Comissão Europeia e a poluição

Pelo seu lado, a Comissão Europeia emitiu alguns “conselhos” para quando a população tiver autorização para sair de casa e recuperar a mobilidade.

Apela às autoridades para que garantam uma constante desinfeção dos transportes públicos, e maior frequência dos transportes, para poderem andar menos cheios. Como arranjar mais meios de transporte, não diz…

Mas vai dizendo também que deve ser facilitada a utilização de automóveis particulares, pois são uma forma de isolamento.

O aumento de trânsito será a consequência mais que certa, como é fácil de prever. Com implicações na subida drástica da poluição.

E não só comparada com esta fase de isolamento, em que as cidades quase cheiram a “campo”, mas face ao período anterior.

Multas adiadas

A situação da poluição será ainda pior pois os construtores já disseram que não vão conseguir cumprir os seus planos de lançamento de novos modelos eletrificados (na sua maioria “plug-in”) pois vai haver um atraso no desenvolvimento e homologação.

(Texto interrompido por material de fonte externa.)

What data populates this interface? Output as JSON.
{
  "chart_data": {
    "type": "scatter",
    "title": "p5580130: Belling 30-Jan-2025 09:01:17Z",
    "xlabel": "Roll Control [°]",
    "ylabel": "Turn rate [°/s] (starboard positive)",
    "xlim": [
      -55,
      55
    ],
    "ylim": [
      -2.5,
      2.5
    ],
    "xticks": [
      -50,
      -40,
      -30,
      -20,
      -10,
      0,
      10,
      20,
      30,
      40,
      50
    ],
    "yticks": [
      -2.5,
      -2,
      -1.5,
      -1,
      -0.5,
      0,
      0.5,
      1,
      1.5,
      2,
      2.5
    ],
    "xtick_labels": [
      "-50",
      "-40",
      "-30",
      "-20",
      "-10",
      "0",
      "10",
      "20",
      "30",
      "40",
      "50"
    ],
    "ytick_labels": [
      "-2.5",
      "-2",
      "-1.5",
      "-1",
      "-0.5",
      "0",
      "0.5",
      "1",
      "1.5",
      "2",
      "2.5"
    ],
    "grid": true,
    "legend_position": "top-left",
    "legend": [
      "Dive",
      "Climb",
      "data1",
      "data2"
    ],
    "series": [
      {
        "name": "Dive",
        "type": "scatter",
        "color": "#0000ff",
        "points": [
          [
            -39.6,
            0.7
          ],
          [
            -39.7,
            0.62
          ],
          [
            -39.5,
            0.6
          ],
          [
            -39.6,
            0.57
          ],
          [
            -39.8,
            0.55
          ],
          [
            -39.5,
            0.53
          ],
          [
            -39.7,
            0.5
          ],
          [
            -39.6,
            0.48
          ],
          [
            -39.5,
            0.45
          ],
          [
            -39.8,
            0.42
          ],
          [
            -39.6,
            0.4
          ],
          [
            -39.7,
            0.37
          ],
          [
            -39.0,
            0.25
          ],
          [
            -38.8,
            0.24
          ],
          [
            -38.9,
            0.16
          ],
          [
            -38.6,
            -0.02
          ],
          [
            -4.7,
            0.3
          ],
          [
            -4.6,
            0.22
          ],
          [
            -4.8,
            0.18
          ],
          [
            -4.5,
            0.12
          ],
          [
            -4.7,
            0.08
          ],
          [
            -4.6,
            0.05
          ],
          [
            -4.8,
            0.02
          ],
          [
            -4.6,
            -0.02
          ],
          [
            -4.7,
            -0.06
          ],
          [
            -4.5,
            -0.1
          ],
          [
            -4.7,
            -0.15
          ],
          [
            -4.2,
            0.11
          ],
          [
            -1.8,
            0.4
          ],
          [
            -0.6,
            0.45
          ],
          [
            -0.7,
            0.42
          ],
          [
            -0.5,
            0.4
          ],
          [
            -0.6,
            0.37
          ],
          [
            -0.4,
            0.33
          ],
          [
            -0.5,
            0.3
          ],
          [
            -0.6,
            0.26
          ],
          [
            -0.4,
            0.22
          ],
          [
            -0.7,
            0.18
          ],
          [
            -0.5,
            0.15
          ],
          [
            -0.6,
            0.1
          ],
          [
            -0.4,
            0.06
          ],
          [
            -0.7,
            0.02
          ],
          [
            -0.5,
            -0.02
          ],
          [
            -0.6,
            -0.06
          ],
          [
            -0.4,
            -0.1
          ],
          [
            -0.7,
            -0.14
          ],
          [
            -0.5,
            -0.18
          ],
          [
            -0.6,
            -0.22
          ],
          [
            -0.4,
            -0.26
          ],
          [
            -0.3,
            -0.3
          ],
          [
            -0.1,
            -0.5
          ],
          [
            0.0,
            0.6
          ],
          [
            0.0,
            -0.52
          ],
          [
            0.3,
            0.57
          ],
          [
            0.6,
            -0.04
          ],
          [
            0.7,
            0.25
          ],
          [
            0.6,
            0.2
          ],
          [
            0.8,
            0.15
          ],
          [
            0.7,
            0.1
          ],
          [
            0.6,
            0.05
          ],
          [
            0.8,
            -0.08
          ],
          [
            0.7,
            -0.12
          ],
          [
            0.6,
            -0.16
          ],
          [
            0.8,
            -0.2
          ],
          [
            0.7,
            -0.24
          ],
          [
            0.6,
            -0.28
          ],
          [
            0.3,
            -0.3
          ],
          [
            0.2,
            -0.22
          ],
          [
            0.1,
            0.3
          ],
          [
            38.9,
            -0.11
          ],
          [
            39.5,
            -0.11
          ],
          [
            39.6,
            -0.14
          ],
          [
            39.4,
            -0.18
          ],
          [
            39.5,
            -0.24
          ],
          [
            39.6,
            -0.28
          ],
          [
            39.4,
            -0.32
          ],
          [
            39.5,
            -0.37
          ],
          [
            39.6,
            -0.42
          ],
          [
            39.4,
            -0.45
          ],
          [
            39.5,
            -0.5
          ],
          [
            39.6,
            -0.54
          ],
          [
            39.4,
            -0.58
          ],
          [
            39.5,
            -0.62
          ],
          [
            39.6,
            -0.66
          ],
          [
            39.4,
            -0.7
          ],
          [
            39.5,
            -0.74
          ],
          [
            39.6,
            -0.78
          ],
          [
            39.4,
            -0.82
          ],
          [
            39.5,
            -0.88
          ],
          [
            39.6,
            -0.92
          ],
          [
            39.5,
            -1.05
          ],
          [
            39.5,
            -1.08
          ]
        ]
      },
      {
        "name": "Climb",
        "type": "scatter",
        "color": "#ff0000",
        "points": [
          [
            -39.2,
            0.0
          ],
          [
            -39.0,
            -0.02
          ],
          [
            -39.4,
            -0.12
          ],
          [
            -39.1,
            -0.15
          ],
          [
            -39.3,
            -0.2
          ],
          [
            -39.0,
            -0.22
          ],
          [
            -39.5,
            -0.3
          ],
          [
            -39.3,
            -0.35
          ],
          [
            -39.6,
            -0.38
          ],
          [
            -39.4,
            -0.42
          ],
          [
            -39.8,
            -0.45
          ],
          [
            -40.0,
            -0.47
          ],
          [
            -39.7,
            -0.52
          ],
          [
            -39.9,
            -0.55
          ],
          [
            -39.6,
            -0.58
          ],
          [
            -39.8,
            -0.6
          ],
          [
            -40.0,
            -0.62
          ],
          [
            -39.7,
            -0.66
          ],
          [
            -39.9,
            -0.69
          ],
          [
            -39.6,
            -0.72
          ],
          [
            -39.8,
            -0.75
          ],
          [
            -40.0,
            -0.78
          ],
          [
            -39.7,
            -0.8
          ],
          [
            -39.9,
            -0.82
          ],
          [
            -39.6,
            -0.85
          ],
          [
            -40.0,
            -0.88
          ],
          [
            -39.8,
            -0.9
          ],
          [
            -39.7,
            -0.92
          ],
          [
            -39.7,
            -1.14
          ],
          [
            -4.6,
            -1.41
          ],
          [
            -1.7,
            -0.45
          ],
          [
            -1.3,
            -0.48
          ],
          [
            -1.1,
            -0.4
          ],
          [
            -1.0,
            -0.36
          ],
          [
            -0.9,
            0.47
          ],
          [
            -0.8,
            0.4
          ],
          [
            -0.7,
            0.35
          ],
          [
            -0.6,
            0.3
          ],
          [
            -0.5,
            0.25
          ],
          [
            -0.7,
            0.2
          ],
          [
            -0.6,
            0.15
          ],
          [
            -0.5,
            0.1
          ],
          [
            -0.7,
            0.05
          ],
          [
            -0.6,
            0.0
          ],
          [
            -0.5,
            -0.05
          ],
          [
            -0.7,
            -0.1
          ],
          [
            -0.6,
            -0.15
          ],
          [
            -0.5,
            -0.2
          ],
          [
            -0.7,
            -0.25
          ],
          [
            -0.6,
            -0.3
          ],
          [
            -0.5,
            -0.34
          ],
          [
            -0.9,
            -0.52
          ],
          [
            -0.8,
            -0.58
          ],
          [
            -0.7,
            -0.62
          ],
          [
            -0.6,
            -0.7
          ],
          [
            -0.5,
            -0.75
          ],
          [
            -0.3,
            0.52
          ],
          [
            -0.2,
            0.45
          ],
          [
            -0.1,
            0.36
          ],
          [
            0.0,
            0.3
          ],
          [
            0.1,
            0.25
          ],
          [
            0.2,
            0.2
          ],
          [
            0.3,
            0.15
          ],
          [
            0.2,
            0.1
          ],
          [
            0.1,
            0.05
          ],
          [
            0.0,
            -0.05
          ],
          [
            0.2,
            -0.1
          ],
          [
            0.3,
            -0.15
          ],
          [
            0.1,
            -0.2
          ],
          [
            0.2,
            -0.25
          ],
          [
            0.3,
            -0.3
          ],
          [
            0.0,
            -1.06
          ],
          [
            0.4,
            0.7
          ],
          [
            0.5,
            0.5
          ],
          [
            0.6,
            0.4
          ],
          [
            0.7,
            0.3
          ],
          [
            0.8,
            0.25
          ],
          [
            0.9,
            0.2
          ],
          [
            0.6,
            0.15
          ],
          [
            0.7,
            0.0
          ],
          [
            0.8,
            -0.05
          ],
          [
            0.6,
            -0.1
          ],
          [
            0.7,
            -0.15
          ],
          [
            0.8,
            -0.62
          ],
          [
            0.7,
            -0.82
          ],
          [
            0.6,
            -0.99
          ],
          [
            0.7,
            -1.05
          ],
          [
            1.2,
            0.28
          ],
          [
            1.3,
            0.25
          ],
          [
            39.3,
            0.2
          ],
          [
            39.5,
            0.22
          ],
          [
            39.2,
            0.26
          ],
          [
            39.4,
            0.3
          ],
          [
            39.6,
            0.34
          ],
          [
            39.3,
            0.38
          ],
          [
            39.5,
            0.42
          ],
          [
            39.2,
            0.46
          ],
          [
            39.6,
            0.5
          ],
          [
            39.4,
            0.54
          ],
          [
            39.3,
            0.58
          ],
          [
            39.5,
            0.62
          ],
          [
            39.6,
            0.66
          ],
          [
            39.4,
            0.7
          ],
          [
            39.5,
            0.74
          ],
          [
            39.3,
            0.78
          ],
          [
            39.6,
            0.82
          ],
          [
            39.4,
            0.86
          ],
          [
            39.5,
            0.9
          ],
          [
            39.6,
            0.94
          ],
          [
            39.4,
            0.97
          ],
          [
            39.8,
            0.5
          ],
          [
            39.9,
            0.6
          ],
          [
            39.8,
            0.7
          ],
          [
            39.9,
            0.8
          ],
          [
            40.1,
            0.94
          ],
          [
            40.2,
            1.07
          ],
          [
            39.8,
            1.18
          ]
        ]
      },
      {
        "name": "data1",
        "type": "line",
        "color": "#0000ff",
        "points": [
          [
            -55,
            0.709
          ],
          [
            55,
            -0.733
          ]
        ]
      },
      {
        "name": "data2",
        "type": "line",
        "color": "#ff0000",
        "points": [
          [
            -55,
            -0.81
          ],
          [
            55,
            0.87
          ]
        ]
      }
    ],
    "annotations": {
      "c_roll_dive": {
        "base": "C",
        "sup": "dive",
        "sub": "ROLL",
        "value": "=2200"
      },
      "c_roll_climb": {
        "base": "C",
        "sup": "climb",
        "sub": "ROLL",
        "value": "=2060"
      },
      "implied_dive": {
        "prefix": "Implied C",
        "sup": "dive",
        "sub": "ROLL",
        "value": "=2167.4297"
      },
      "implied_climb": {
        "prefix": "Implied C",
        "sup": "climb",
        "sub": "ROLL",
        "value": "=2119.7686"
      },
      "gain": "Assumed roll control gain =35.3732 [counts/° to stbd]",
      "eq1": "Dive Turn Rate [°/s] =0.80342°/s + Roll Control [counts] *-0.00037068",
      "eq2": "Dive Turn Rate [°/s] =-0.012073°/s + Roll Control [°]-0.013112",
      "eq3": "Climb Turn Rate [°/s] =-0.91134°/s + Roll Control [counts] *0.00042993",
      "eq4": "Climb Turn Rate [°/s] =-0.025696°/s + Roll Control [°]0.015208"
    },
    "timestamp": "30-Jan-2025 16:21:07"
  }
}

Já se trabalha num calendário para o adiamento das multas sobre os construtores que não consigam cumprir a meta dos 95 g/km de CO2 na média dos carros vendidos até ao final do ano.

Talvez o único ramo do negócio que possa progredir nos próximos tempos seja o do pós-venda.

Face a um provável adiamento na decisão de compra de carro novo, o usado vai precisar de mais cuidados. Uma oportunidade para quem se souber posicionar melhor.

Conclusão

O setor automóvel encara tempos difíceis, disso não há dúvidas. Será preciso dar espaço a quem tenha novas ideias, capazes de fazer descer custos e de atrair compradores. Temos que ser otimistas, não nos podemos dar ao luxo de ser pessimistas.